The only exception to this is for widows and widowers. A widow can start collecting benefits at age 60, Hoffman said.

Things to consider

Libby Kathman, who works at the Grand Forks Senior Center as a senior health insurance counselor, said she also often gets questions about social security benefits.

“This is a very personal thing,” Kathman said. “Some people depend on Social Security.”

People are living longer, Kathman said, and therefore relying on Social Security checks for much longer than people used to.

Hoffman said seniors should consider how much income they will need in retirement.

“Social security only replaces about 40% of your pre-retirement income,” Hoffman said. “So you’ll need to look at your expenses.”
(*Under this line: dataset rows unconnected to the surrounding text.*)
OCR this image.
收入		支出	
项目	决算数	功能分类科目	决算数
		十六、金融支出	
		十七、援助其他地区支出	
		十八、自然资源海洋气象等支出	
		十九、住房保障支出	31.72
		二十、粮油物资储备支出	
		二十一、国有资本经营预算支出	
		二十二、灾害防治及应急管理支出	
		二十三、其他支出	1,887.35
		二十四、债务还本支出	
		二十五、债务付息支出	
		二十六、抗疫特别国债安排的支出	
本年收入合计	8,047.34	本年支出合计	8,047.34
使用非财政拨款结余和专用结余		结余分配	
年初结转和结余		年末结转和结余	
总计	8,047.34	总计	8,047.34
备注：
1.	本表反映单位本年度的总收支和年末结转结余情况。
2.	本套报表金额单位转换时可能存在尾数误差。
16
The need for health insurance should also play into someone’s decision to take out their Social Security benefit.

“Will you need health insurance?” Hoffman said. “If you do, some people may wait until age 65 when they’re eligible for Medicare. Another consideration may be someone’s health or their family history. Will you have lots of medical costs? Those are some of the things that people need to look at.”

Kathman said as prescription drug costs increase, she sees seniors waiting until 65 so they can enroll in Medicare.

How the Social Security benefit will impact someone’s taxable income is also something to consider, Hoffman said.

If a senior is under their retirement age, they are subject to an annual earnings limit of $17,640 per year, Hoffman said. The Social Security Administration will take $1 for every $2 over that amount.

“Once someone reaches their full retirement age, they can draw their Social Security plus make as much as they want and it doesn’t affect their Social Security benefit,” Hoffman said. “If they are under their full retirement age, then that’s when we look at their earnings limit.”

Ultimately, the choice of when to take out one’s Social Security benefit is personal.

“At the end of the day, it is a personal choice,” Kathman said. “People might have travel plans, plans to move to where their children are. They might not want to work until they die.”

Online tools

Seniors can check the amount of their benefit online.

Hoffman said the Social Security Administration has an online calculator that can give seniors an estimate of what they could receive.

“What’s nice about this calculator is that you can put in ‘what-if’ scenarios,” Hoffman said. “You can put in if you’re going to work at 63, it will tell you what your benefit is going to be.”

The calculator can be found at www.socialsecurity.gov/estimator.

Social Security statements can now also be found online.

“This can tell you what your benefit would be, what happens if you were to pass away, etc.,” Hoffman said. “These tools are extremely helpful in planning.”

These statements can be found at www.socialsecurity.gov/account. Seniors can also call the Social Security Administration at 800-772-1213 for help with their benefits.